Lembaga Apa Yang Mengawasi Produksi Obat Milik TNI?. Pada 12 Agustus 2025, perhatian publik tertuju pada produksi obat-obatan oleh Lembaga Farmasi (Lafi) Tentara Nasional Indonesia (TNI), yang kini semakin digalakkan untuk mendukung kemandirian farmasi nasional. Langkah ini menjadi sorotan karena melibatkan institusi militer dalam sektor kesehatan, khususnya melalui program Koperasi Desa Merah Putih (KDMP). Namun, siapa yang memastikan obat-obatan ini aman dan berkualitas? Lembaga pengawas memainkan peran krusial dalam proses ini. Apa lembaga tersebut, mengapa pengawasan penting, dan apa risiko jika diabaikan? Berikut ulasan lengkapnya. BERITA LAINNYA
Lembaga Apa Yang Mengawasi Obat Milik TNI?
Badan Pengawas Obat dan Makanan (BPOM) adalah lembaga yang bertanggung jawab mengawasi produksi obat-obatan milik TNI. BPOM, sebagai otoritas nasional di bidang pengawasan obat dan makanan, memastikan bahwa setiap produk farmasi, termasuk yang diproduksi oleh Lafi TNI, memenuhi standar keamanan, kualitas, dan khasiat. Lafi TNI, yang terdiri dari Lembaga Farmasi Angkatan Darat (Lafiad), Angkatan Laut (Lafial), dan Angkatan Udara (Lafiau), telah menghasilkan 88 jenis obat, seperti Fimol (paracetamol) dan Cefalaf (antibiotik), yang semuanya harus mendapatkan Sertifikat Cara Pembuatan Obat yang Baik (CPOB) dan Nomor Izin Edar (NIE) dari BPOM. Pengawasan ini mencakup pemeriksaan fasilitas produksi, bahan baku, hingga distribusi untuk memastikan kepatuhan terhadap regulasi.
Kenapa Produksi Obat Tersebut Harus Diperhatikan?
Produksi obat oleh TNI harus diawasi ketat karena menyangkut kesehatan masyarakat dan prajurit. Obat-obatan yang diproduksi Lafi TNI tidak hanya digunakan untuk kebutuhan internal militer, tetapi juga didistribusikan ke masyarakat melalui gerai apotek KDMP. Pengawasan BPOM memastikan bahwa obat seperti Ponstal (anti-nyeri) atau Cefalaf aman untuk konsumsi publik, bebas dari kontaminasi, dan memiliki dosis yang sesuai. Selain itu, keterlibatan TNI dalam produksi obat merupakan langkah strategis untuk mengurangi ketergantungan pada impor, yang saat ini mencapai 94% untuk bahan baku obat. Pengawasan ketat juga penting untuk menjaga kepercayaan publik terhadap produk TNI, terutama di tengah kekhawatiran tentang potensi penyalahgunaan wewenang militer di sektor sipil.

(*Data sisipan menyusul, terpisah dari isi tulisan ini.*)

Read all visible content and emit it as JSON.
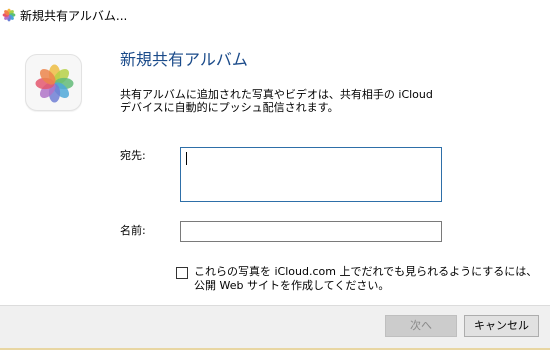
{
  "window": {
    "title": "新規共有アルバム..."
  },
  "dialog": {
    "heading": "新規共有アルバム",
    "description_lines": [
      "共有アルバムに追加された写真やビデオは、共有相手の iCloud",
      "デバイスに自動的にプッシュ配信されます。"
    ]
  },
  "form": {
    "to_label": "宛先:",
    "to_value": "",
    "name_label": "名前:",
    "name_value": ""
  },
  "public_website": {
    "checked": false,
    "label_lines": [
      "これらの写真を iCloud.com 上でだれでも見られるようにするには、",
      "公開 Web サイトを作成してください。"
    ]
  },
  "buttons": {
    "next_label": "次へ",
    "next_enabled": false,
    "cancel_label": "キャンセル"
  },
  "icons": {
    "title": "photos-icon",
    "app": "photos-app-icon"
  },
  "colors": {
    "heading": "#1b4b8a",
    "focus_border": "#2e6fa8",
    "footer_bg": "#f0f0f0"
  }
}
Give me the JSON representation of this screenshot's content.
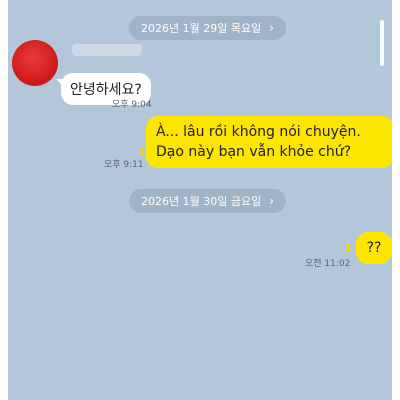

Apa Jadinya Jika Produksi Tersebut Tidak Diperhatikan?
Jika produksi obat TNI tidak diawasi dengan baik, risikonya sangat besar. Obat yang tidak memenuhi standar CPOB berpotensi menyebabkan efek samping berbahaya, seperti reaksi alergi, keracunan, atau bahkan kegagalan pengobatan. Misalnya, dosis yang salah atau kontaminasi bakteri bisa membahayakan nyawa konsumen. Selain itu, tanpa pengawasan ketat, distribusi obat melalui KDMP bisa memicu peredaran produk ilegal atau palsu, merusak kepercayaan masyarakat terhadap TNI dan pemerintah. Kurangnya pengawasan juga berisiko menimbulkan konflik kepentingan, terutama karena TNI bukan pelaku utama di industri farmasi. Hal ini bisa memicu kritik tentang militerisasi sektor sipil, sebagaimana diungkapkan beberapa pakar yang meminta batasan jelas peran TNI dalam produksi obat.
Kesimpulan: Lembaga Apa Yang Mengawasi Produksi Obat Milik TNI?
Pengawasan produksi obat milik TNI oleh BPOM menjadi kunci untuk memastikan keamanan dan kualitas produk yang menjangkau masyarakat melalui Koperasi Desa Merah Putih. BPOM menjamin bahwa obat-obatan seperti Fimol dan Cefalaf memenuhi standar, mendukung upaya kemandirian farmasi nasional. Pengawasan ini penting untuk mencegah risiko kesehatan dan menjaga kepercayaan publik, sementara tanpa pengawasan ketat, bahaya seperti obat cacat atau penyalahgunaan wewenang bisa muncul. Langkah TNI dalam produksi obat adalah terobosan, tetapi harus diimbangi dengan pengawasan ketat untuk memastikan manfaatnya dirasakan tanpa menimbulkan masalah baru.